The new policy also includes a call for other organizations, including the Centers for Medicare and Medicaid Services, to seek other alternatives to the new diagnostic coding system.

In other AMA news, several family physicians have been elected to the board for the upcoming year. The organization named David O. Barbe, MD, Mountain Grove, Missouri, chairman-elect; Stephen R. Permut, MD, JD, Philadelphia, Pennsylvania, secretary; and William E. Kobler, MD, Rockford, Illinois, board member.

President-elect Hoven is an internal medicine and infectious disease specialist from Lexington, Kentucky, and is only the third woman to hold the title of president since the AMA’s inception in 1847.

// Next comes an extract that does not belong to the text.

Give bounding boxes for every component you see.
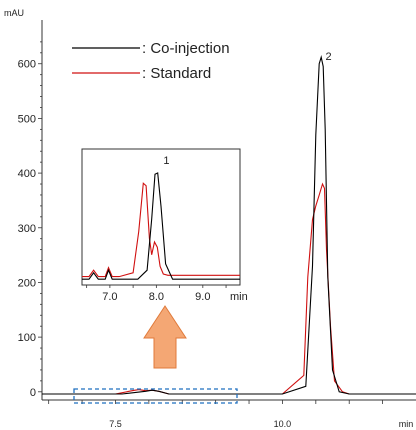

The AMA also announced the results of its fifth annual National Health Insurer Report Card, a look at how well the largest health insurance companies in the country handle medical claims. The news is good: The rate of accuracy improved for all of the health insurance companies examined since last year’s report card.

Private health insurers made fewer mistakes on the medical claims they paid in 2012 compared with 2011 (9.5% versus 19.3%, respectively). As a result, the healthcare system saved $8 billion in administrative work it did not need to conduct to fix mistakes, the AMA says, although an additional $7 billion could be saved if insurance claims were always paid correctly.